Если в сфере неорганической природы Гёте пришлось столкнуться с уже сложившейся и достаточно крепкой научной традицией, то в сферу органики он вошел воистину как пионер. Наука об органическом мире вообще имеет весьма недавнее происхождение; она, можно сказать, рождалась на глазах у Гёте и при живейшем его участии. Здесь в большей степени, чем где-либо, суждено было ему проявить свои ослепительные возможности естествоиспытателя; здесь он не ограничивался уже частными поисками и открытиями, а прямо создавал целые научные дисциплины. Специалисты приписывают ему создание новейшей ботаники и сравнительной анатомии, онтогенетической и даже филогенетической морфологии развития. Александр фон Гумбольдт считал себя обязанным Гёте не пополнением знаний, а новыми органами восприятия и понимания. Органология Гёте — третий неумирающий символ всечеловеческого значения наряду с «Фаустом» и «Учением о цвете»; значимость всех трех в свете будущего такова, что современники их, можно смело сказать, только начали рождаться.
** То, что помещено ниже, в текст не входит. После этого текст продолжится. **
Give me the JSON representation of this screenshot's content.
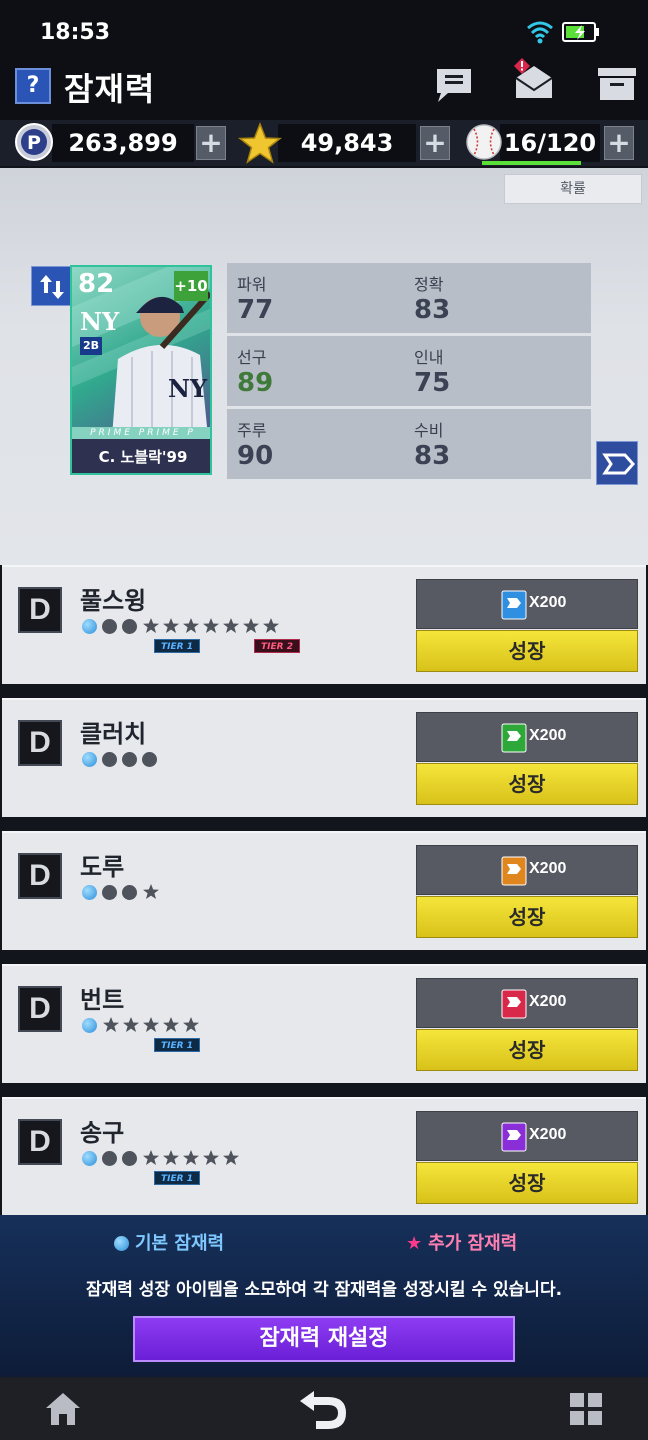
{
  "status": {
    "time": "18:53"
  },
  "header": {
    "help": "?",
    "title": "잠재력"
  },
  "currency": {
    "points": "263,899",
    "stars": "49,843",
    "stamina": "16/120",
    "plus": "+",
    "stamina_fill": 0.95
  },
  "main": {
    "probability_label": "확률",
    "card": {
      "overall": "82",
      "upgrade": "+10",
      "team": "NY",
      "position": "2B",
      "series": "PRIME  PRIME  P",
      "name": "C. 노블락'99"
    },
    "stats": [
      {
        "label": "파워",
        "value": "77"
      },
      {
        "label": "정확",
        "value": "83"
      },
      {
        "label": "선구",
        "value": "89"
      },
      {
        "label": "인내",
        "value": "75"
      },
      {
        "label": "주루",
        "value": "90"
      },
      {
        "label": "수비",
        "value": "83"
      }
    ]
  },
  "potentials": [
    {
      "grade": "D",
      "name": "풀스윙",
      "basic": 3,
      "stars": 7,
      "tier1": "TIER 1",
      "tier2": "TIER 2",
      "cost": "X200",
      "item_color": "#2f8fe0",
      "grow": "성장"
    },
    {
      "grade": "D",
      "name": "클러치",
      "basic": 4,
      "stars": 0,
      "tier1": "",
      "tier2": "",
      "cost": "X200",
      "item_color": "#2fa83a",
      "grow": "성장"
    },
    {
      "grade": "D",
      "name": "도루",
      "basic": 3,
      "stars": 1,
      "tier1": "",
      "tier2": "",
      "cost": "X200",
      "item_color": "#e0861f",
      "grow": "성장"
    },
    {
      "grade": "D",
      "name": "번트",
      "basic": 1,
      "stars": 5,
      "tier1": "TIER 1",
      "tier2": "",
      "cost": "X200",
      "item_color": "#d8294b",
      "grow": "성장"
    },
    {
      "grade": "D",
      "name": "송구",
      "basic": 3,
      "stars": 5,
      "tier1": "TIER 1",
      "tier2": "",
      "cost": "X200",
      "item_color": "#8a2fd8",
      "grow": "성장"
    }
  ],
  "footer": {
    "legend_basic": "기본 잠재력",
    "legend_extra": "추가 잠재력",
    "description": "잠재력 성장 아이템을 소모하여 각 잠재력을 성장시킬 수 있습니다.",
    "reset": "잠재력 재설정"
  },
  "icons": [
    "wifi-icon",
    "battery-icon",
    "chat-icon",
    "mail-icon",
    "storage-icon",
    "p-coin-icon",
    "star-icon",
    "baseball-icon",
    "home-icon",
    "back-icon",
    "grid-icon"
  ]
}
И опять же, дело идет здесь не столько об открытиях (пусть даже целых наук), сколько о самом методе исследования. Историки науки нашли весьма удобный способ обращения с трудами Гёте-естествоиспытателя. Говорят о счастливых находках, гениальных предчувствиях, в лучшем случае, о первостепенных заслугах. Но при этом заслуги вменяются поэту; навязчивый подтекст большинства дифирамбов таков, что в сознании читателя возникает образ универсального гения, который время от времени покидал стезю поэзии, чтобы испробовать свои силы и на крутых тропинках науки, где ему и впрямь довелось стать предтечей ряда великих научных свершений. Читатель доволен; читатель знает, что от поэта можно ожидать и не такое; успокоительный штамп универсального гения исчерпывает проблему, ибо на всякий вопрос есть один столь же универсальный ответ: апелляция к гениальности. Могут при этом окончательно успокоиться, вспомнив, что Гёте не уникален в своих естественнонаучных достижениях. Могут вспомнить художника Дюрера, автора первого учебника прикладной геометрии на немецком языке.
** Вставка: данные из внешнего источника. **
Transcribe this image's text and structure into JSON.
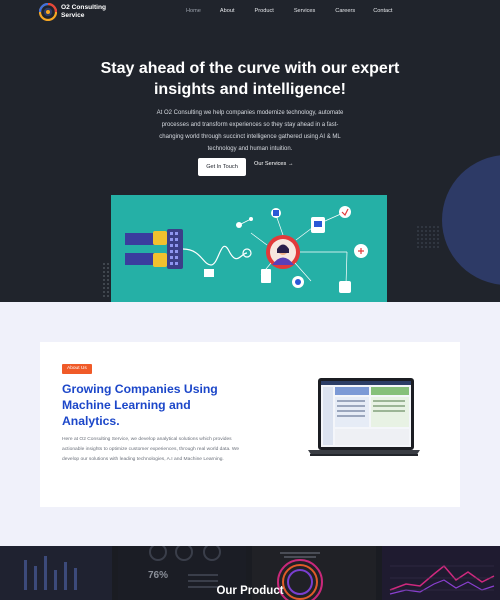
{
  "brand": {
    "name": "O2 Consulting Service"
  },
  "nav": {
    "items": [
      "Home",
      "About",
      "Product",
      "Services",
      "Careers",
      "Contact"
    ],
    "active": "Home"
  },
  "hero": {
    "title": "Stay ahead of the curve with our expert insights and intelligence!",
    "description": "At O2 Consulting we help companies modernize technology, automate processes and transform experiences so they stay ahead in a fast-changing world through succinct intelligence gathered using AI & ML technology and human intuition.",
    "primary_button": "Get In Touch",
    "secondary_link": "Our Services →"
  },
  "about": {
    "badge": "About Us",
    "title": "Growing Companies Using Machine Learning and Analytics.",
    "text": "Here at O2 Consulting Service, we develop analytical solutions which provides actionable insights to optimize customer experiences, through real world data. We develop our solutions with leading technologies, A.I and Machine Learning."
  },
  "products": {
    "stat": "76%",
    "title": "Our Product"
  },
  "colors": {
    "hero_bg": "#20242c",
    "teal": "#25b0a6",
    "accent_orange": "#f05a28",
    "heading_blue": "#1c47c9",
    "section_bg": "#f0f1fa"
  }
}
Или художника Леонардо, за 30 лет до Коперника оставившего листок, на котором рядом с математическими выкладками необычайно большими буквами была выведена надпись: «Il sole non si muove» — «Солнце не движется»; Леонардо, открывшего кровообращение за 100 лет до Гарвея и за 100 лет до Галилея смастерившего себе телескоп для наблюдения луны. Все это, впрочем, удобнейшим образом списывается на счет проделок универсального гения; говорят, что люди искусства в силу своих пифийских способностей часто опережают научный прогресс невероятными догадками и оказываются, сами того не ведая, предтечами. Распространять этот интерпретаторский шаблон на Гёте значит ничего не понять в Гёте; Гёте — не поэт, случайно поработавший в естествознании. Искусство и наука обладают в нем равными правами, а сами эти права сливаются в ослепительный фокус единого права: воли к самосозиданию. «Я изучал природу и искусство, собственно, всегда лишь для того, чтобы дальше себя образовывать», — говорит он.
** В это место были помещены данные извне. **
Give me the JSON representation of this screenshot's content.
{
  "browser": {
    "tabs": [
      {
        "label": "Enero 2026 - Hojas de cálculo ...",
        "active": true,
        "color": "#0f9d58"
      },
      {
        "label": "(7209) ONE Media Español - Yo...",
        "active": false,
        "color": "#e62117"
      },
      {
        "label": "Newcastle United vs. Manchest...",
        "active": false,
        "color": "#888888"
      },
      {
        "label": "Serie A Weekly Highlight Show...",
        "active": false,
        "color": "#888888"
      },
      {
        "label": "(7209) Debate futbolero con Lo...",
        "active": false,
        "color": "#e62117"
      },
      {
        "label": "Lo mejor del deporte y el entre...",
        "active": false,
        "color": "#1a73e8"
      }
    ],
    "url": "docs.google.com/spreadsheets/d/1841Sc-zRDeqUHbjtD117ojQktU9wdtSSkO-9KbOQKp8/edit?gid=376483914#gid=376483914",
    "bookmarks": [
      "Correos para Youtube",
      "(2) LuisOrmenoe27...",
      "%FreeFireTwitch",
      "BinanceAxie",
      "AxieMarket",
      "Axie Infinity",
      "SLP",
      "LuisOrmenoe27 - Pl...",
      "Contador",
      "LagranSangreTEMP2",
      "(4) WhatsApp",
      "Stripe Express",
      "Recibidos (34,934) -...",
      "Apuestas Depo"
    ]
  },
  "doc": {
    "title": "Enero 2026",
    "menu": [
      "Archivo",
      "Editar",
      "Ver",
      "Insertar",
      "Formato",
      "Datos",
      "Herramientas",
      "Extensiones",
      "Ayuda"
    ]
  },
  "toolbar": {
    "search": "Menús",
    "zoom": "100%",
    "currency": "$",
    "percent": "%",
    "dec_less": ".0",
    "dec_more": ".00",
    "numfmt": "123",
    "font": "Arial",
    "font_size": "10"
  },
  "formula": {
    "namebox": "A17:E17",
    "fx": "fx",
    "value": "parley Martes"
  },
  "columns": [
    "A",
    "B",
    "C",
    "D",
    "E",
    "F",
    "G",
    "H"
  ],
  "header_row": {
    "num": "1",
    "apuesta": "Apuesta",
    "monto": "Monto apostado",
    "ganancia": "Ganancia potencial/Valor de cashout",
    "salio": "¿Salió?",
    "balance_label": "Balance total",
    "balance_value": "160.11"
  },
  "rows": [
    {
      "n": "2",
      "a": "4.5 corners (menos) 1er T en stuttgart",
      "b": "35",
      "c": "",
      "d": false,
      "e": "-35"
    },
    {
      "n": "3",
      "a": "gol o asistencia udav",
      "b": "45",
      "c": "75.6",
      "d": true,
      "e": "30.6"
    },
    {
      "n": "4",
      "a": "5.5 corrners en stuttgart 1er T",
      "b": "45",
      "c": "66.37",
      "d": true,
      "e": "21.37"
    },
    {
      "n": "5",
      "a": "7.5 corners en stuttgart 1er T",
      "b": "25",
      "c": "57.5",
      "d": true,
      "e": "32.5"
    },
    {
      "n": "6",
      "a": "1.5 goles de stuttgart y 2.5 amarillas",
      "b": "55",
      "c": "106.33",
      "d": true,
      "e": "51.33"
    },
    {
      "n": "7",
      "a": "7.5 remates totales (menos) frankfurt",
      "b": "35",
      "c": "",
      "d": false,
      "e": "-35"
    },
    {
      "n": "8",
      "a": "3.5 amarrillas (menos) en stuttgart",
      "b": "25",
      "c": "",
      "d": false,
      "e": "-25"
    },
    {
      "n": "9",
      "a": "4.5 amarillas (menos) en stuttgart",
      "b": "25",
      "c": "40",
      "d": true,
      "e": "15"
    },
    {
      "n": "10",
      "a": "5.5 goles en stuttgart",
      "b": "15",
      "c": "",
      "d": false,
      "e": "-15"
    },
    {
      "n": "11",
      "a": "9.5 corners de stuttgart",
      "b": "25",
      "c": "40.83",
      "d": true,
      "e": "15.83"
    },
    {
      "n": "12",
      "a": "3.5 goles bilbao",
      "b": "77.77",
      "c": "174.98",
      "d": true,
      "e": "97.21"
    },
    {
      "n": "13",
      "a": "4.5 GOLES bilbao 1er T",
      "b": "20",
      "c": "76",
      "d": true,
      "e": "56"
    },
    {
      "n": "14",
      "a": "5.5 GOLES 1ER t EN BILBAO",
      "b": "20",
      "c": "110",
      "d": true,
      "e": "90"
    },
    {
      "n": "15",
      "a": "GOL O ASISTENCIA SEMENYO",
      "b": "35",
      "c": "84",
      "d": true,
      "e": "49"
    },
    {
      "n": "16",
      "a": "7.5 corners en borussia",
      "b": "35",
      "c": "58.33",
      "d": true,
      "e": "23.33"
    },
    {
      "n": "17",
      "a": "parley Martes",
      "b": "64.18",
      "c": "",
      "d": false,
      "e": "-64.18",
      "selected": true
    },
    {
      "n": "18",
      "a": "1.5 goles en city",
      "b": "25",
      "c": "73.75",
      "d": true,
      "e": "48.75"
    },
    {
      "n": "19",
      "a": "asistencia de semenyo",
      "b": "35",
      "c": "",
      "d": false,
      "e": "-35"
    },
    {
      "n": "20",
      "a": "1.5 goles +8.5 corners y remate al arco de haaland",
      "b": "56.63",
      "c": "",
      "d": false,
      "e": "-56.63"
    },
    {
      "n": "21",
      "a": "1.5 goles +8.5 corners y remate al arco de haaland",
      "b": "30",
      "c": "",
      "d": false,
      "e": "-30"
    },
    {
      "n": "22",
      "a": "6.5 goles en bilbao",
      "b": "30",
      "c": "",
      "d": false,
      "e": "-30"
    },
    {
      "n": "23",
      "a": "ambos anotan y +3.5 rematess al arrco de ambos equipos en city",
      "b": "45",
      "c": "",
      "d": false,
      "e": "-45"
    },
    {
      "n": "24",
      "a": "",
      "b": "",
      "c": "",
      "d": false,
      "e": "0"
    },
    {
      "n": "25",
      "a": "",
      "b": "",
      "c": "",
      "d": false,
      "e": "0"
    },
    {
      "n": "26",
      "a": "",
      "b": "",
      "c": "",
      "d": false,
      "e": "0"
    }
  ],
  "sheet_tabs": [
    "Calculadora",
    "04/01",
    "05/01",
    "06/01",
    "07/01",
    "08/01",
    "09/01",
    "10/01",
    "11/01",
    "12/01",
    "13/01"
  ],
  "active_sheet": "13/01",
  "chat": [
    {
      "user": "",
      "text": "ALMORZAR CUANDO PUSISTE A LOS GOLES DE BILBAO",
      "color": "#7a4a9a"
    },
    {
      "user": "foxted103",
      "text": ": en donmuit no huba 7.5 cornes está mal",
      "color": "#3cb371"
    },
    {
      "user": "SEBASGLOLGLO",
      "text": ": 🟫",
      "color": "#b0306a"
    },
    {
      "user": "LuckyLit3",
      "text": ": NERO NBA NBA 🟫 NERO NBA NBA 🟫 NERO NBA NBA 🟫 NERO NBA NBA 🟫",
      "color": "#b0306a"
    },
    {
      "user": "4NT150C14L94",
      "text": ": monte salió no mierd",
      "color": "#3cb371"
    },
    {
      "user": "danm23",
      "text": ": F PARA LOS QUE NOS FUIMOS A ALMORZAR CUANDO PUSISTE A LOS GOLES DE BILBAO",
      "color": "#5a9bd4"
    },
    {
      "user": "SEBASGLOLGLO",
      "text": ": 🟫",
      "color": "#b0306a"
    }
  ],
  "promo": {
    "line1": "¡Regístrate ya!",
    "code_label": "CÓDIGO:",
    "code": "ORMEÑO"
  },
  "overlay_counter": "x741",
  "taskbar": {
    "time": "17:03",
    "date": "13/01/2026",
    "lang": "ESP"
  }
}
Мы ничего не поймем в Гёте, если в силу привычки инертного мышления будем стараться охватить его тысячегранник, заведомо выделяя какую-нибудь одну грань (скажем, поэта) и наделяя ее привилегией опорного пункта. Но таких опорных пунктов в Гёте нет; понятый так, он в любую минуту может стать нам головокружением, и нам придется, спасая себя, улепетывать — в который раз! — в сомнительное убежище гипнотической абстракции «великого человека», «универсального гения» и прочих недоразумений. Феномен Гёте и есть первофеномен; но это значит, что в нем нет ничего побочного и несущественного. Каждая грань его, или каждая маска (персона), существенна в своей, именно своей неповторимой специфике проявления целого.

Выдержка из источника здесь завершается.